With a raw lyricism all her own, Fredrica Wagman writes of family, of passing generations, of love and striving, of grief and loss and renewal. Her narrator, Marty, begins with a day burned in her memory, when, as a young woman in love, she meets her future mother-in-law, Mrs. Hornstien. She ends her tale many years later, now a matriarch herself, poised to meet her own son's future bride.

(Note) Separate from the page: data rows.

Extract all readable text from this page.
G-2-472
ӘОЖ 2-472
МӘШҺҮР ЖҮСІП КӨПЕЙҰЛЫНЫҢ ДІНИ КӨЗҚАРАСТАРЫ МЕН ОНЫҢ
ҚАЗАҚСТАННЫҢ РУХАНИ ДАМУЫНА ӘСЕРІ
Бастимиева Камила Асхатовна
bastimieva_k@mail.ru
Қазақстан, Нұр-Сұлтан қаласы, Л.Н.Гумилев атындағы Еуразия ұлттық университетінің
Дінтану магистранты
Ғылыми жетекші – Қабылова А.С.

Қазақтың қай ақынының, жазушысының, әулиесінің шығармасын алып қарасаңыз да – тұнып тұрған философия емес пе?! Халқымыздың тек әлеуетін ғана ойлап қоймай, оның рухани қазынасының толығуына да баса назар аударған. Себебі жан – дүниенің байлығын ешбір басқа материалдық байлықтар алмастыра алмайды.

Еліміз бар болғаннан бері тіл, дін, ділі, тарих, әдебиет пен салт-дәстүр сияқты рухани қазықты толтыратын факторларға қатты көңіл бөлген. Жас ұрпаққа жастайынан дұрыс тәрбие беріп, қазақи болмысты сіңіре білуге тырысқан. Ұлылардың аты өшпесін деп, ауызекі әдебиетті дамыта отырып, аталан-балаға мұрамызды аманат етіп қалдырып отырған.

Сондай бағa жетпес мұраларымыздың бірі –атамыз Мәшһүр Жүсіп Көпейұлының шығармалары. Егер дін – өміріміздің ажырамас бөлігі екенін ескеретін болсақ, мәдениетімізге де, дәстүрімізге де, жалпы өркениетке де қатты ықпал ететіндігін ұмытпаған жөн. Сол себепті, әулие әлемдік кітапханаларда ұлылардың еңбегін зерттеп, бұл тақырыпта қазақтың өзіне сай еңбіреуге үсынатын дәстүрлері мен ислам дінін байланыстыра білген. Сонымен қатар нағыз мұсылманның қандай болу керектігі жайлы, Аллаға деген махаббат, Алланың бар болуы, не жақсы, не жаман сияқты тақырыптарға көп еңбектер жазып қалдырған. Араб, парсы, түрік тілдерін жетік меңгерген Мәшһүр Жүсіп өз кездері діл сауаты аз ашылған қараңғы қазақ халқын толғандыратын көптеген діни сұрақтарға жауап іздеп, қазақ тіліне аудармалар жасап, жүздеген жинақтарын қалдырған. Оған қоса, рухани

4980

Within the elegantly drawn arc of this natural succession Wagman gathers with unsparing honesty more than one lifetime's worth of wisdom about women's lives and the human experience. And standing stalwartly at the center of this pageant is the unforgettable figure of Mrs. Hornstien—a formidable being whose huge heart is, nonetheless, more than capable of being broken.
PUBLISHERS WEEKLY
When timid, 17-year-old Marty Fish's boyfriend, Albert Hornstien, takes her to meet his mother, Golda, Marty thinks she seems "more like an apartment house or a bank or a department store than a regular woman.... There was something enormous about her." Regal and overbearing in her palatial, gray satin-lined Philadelphia apartment, the formidable matriarch presides over her husband and two children with a grand and all-encompassing ruthlessness. "Whatever the Boss Lady says!" is the family's sarcastic refrain. After Albert announces his engagement to the socially inferior Marty, Golda goes to bed for a week. However, she then accepts defeat gracefully, and the two women eventually achieve a touching relationship. Told in Marty's understated but increasingly wise voice, the novella sparely yet evocatively limns the relationship between Mrs. Hornstien and her daughter-in-law across a span of 30 years, through tragedies and other life-shaping events. Though Golda is a tough old bird, she eventually becomes a figure of valor and pathos as she deals with her husband's illness and death and then her own failing health. Marty learns to love and respect her mother-in-law, calling her "the real teacher of my life.'' Marty's own greedy and demanding mother, a monster of selfishness and cynicism, almost destroys her daughter's capacity for happiness. As Marty develops from a sad and insecure teenager into a woman who enjoys love and endures loss, Wagman (Playing House) demonstrates with a merciless eye the class differences between Marty's left-leaning Jewish-American family and the nouveau-riche Hornstiens. But she is compassionate in conveying the complicated emotions that bind a family. Her decision to sprinkle dialogue with capitalized words may irritate some readers, but this honest, humane and surprising book rises high above that flawed device. 75,000 first printing; $100,000 ad/promo; author tour. Rights: Harriet Wasserman Agency.